Page 1 of 2

combining two regexes

Posted: Tue Sep 18, 2007 2:59 pm
by John Cartwright
What I'm trying to do here is capture all the text within the brackets, as well as the text before the bracket.. an example would be

Code: Select all

foo[bar][bar2]

Code: Select all

preg_match('#^([a-zA-Z0-9_])\[#', $name, $outter);

Code: Select all

preg_match_all('#\[([a-zA-Z0-9_])\]#', $name, $inner);
But how on earth can I grab the initial text while using preg_match_all()? I'm simply stumped on this one :(

Posted: Tue Sep 18, 2007 3:35 pm
by mrkite

Code: Select all

$code="pre[one][two]"
preg_match('{^(\w*)\[(\w*)\]\[(\w*)\]}',$code,$matches);

//$matches[1] = pre
//$matches[2] = one
//$matches[3] = two

Posted: Tue Sep 18, 2007 3:39 pm
by feyd

Code: Select all

feyd:~ feyd$ cat foo2.php
<?php

preg_match_all('#[a-zA-Z0-9_]+(?:\[[a-zA-Z0-9_]+\])*#','foo1[bar1][bar2] foo2 foo3[bar3]', $match);
print_r($match);
feyd:~ feyd$ php -f foo2.php
Array
(
    [0] => Array
        (
            [0] => foo1[bar1][bar2]
            [1] => foo2
            [2] => foo3[bar3]
        )

)

Posted: Tue Sep 18, 2007 5:21 pm
by John Cartwright
Thanks for the replies :)

Maybe I'm misunderstanding or I didn't quite explain correctly, apologies.
feyd wrote:

Code: Select all

#[a-zA-Z0-9_]+(?:\[[a-zA-Z0-9_]+\])*#
Looking at this I can see this will group the (?: ) will group the bracket segment of the subject together (had to read d11's regex crash course ;)), however I'm trying to capture the value of all the text inside each bracket aswell.

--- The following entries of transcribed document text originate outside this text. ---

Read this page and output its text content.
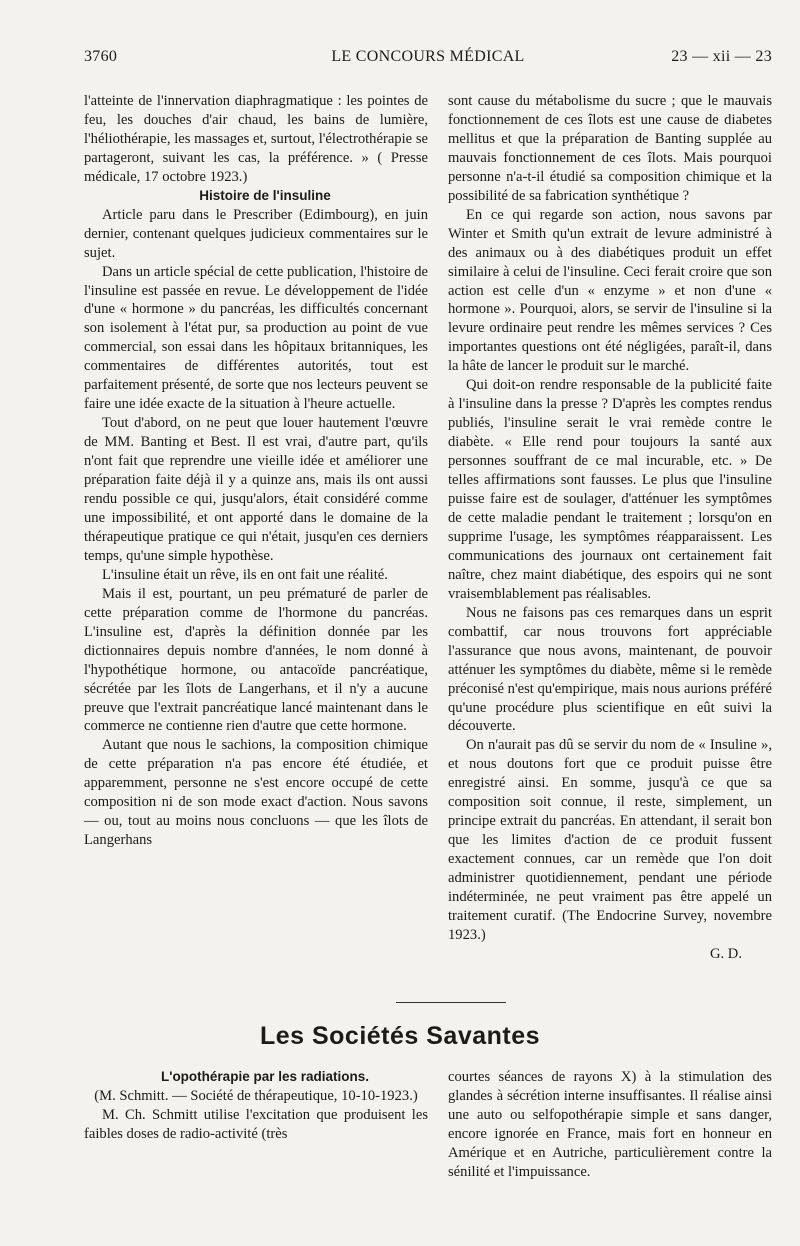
3760	LE CONCOURS MÉDICAL	23 — xii — 23

l'atteinte de l'innervation diaphragmatique : les pointes de feu, les douches d'air chaud, les bains de lumière, l'héliothérapie, les massages et, surtout, l'électrothérapie se partageront, suivant les cas, la préférence. » ( Presse médicale, 17 octobre 1923.)

Histoire de l'insuline

Article paru dans le Prescriber (Edimbourg), en juin dernier, contenant quelques judicieux commentaires sur le sujet.

Dans un article spécial de cette publication, l'histoire de l'insuline est passée en revue. Le développement de l'idée d'une « hormone » du pancréas, les difficultés concernant son isolement à l'état pur, sa production au point de vue commercial, son essai dans les hôpitaux britanniques, les commentaires de différentes autorités, tout est parfaitement présenté, de sorte que nos lecteurs peuvent se faire une idée exacte de la situation à l'heure actuelle.

Tout d'abord, on ne peut que louer hautement l'œuvre de MM. Banting et Best. Il est vrai, d'autre part, qu'ils n'ont fait que reprendre une vieille idée et améliorer une préparation faite déjà il y a quinze ans, mais ils ont aussi rendu possible ce qui, jusqu'alors, était considéré comme une impossibilité, et ont apporté dans le domaine de la thérapeutique pratique ce qui n'était, jusqu'en ces derniers temps, qu'une simple hypothèse.

L'insuline était un rêve, ils en ont fait une réalité.

Mais il est, pourtant, un peu prématuré de parler de cette préparation comme de l'hormone du pancréas. L'insuline est, d'après la définition donnée par les dictionnaires depuis nombre d'années, le nom donné à l'hypothétique hormone, ou antacoïde pancréatique, sécrétée par les îlots de Langerhans, et il n'y a aucune preuve que l'extrait pancréatique lancé maintenant dans le commerce ne contienne rien d'autre que cette hormone.

Autant que nous le sachions, la composition chimique de cette préparation n'a pas encore été étudiée, et apparemment, personne ne s'est encore occupé de cette composition ni de son mode exact d'action. Nous savons — ou, tout au moins nous concluons — que les îlots de Langerhans

sont cause du métabolisme du sucre ; que le mauvais fonctionnement de ces îlots est une cause de diabetes mellitus et que la préparation de Banting supplée au mauvais fonctionnement de ces îlots. Mais pourquoi personne n'a-t-il étudié sa composition chimique et la possibilité de sa fabrication synthétique ?

En ce qui regarde son action, nous savons par Winter et Smith qu'un extrait de levure administré à des animaux ou à des diabétiques produit un effet similaire à celui de l'insuline. Ceci ferait croire que son action est celle d'un « enzyme » et non d'une « hormone ». Pourquoi, alors, se servir de l'insuline si la levure ordinaire peut rendre les mêmes services ? Ces importantes questions ont été négligées, paraît-il, dans la hâte de lancer le produit sur le marché.

Qui doit-on rendre responsable de la publicité faite à l'insuline dans la presse ? D'après les comptes rendus publiés, l'insuline serait le vrai remède contre le diabète. « Elle rend pour toujours la santé aux personnes souffrant de ce mal incurable, etc. » De telles affirmations sont fausses. Le plus que l'insuline puisse faire est de soulager, d'atténuer les symptômes de cette maladie pendant le traitement ; lorsqu'on en supprime l'usage, les symptômes réapparaissent. Les communications des journaux ont certainement fait naître, chez maint diabétique, des espoirs qui ne sont vraisemblablement pas réalisables.

Nous ne faisons pas ces remarques dans un esprit combattif, car nous trouvons fort appréciable l'assurance que nous avons, maintenant, de pouvoir atténuer les symptômes du diabète, même si le remède préconisé n'est qu'empirique, mais nous aurions préféré qu'une procédure plus scientifique en eût suivi la découverte.

On n'aurait pas dû se servir du nom de « Insuline », et nous doutons fort que ce produit puisse être enregistré ainsi. En somme, jusqu'à ce que sa composition soit connue, il reste, simplement, un principe extrait du pancréas. En attendant, il serait bon que les limites d'action de ce produit fussent exactement connues, car un remède que l'on doit administrer quotidiennement, pendant une période indéterminée, ne peut vraiment pas être appelé un traitement curatif. (The Endocrine Survey, novembre 1923.)

G. D.

Les Sociétés Savantes

L'opothérapie par les radiations.

(M. Schmitt. — Société de thérapeutique, 10-10-1923.)

M. Ch. Schmitt utilise l'excitation que produisent les faibles doses de radio-activité (très

courtes séances de rayons X) à la stimulation des glandes à sécrétion interne insuffisantes. Il réalise ainsi une auto ou selfopothérapie simple et sans danger, encore ignorée en France, mais fort en honneur en Amérique et en Autriche, particulièrement contre la sénilité et l'impuissance.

I took I shot at adapting feyd's regex with only limited success.

Code: Select all

#([a-zA-Z0-9_]+)(?:\[([a-zA-Z0-9_]+)\])*#
Using the subject "foobar2[foo][bar]" my results have been:

Code: Select all

Array
(
    [0] => foobar2[foo][bar]
    [1] => foobar2
    [2] => bar
)

Posted: Tue Sep 18, 2007 5:29 pm
by feyd
It can only remember the last bracketed reference unless you add more of the subpattern. To accurately capture all of them without knowing how many there are requires two patterns. One to capture the entire variable reference, the second to capture the contents.

If it's only working with the fully captured variable, using preg_split() could work better.

Posted: Tue Sep 18, 2007 5:31 pm
by John Cartwright
What I needed to know. Thanks feyd. :)

Posted: Wed Sep 19, 2007 4:00 am
by stereofrog

Code: Select all

$re = '~\w+(?=\[)|(?<=\[)\w+(?=\])~';

$subj = "foo1[bar1][bar2] foo2 foo3[bar3]";

preg_match_all($re, $subj, $m);
print_r($m[0]);
outputs

Code: Select all

Array
(
    [0] => foo1
    [1] => bar1
    [2] => bar2
    [3] => foo3
    [4] => bar3
)
Is this what you're looking for?

Posted: Wed Sep 19, 2007 4:52 am
by GeertDD
stereofrog wrote:

Code: Select all

$re = '~\w+(?=\[)|(?<=\[)\w+(?=\])~';
Is this what you're looking for?
If it is, I think you're needlessly complicating that regex.

Try this pattern:

Code: Select all

/[^\[\]]+/
And if you don't want the spaces:

Code: Select all

/[^\[\]\s]+/

Posted: Wed Sep 19, 2007 10:52 am
by John Cartwright
Thanks for the follow ups stereofrog and GeertDD.
GeertDD wrote:
stereofrog wrote:

Code: Select all

$re = '~\w+(?=\[)|(?<=\[)[\w]+(?=\])~';
Is this what you're looking for?
If it is, I think you're needlessly complicating that regex.

Try this pattern:

Code: Select all

/[^\[\]]+/
And if you don't want the spaces:

Code: Select all

/[^\[\]\s]+/

I've tried the patterns above, however I am not completely getting my desired results. If I have an element with no name, simply foo[bar][] it is being ignored by the regex and only returning foo, bar.. any idea how to modify '/[^\[\]]+/' for blank values?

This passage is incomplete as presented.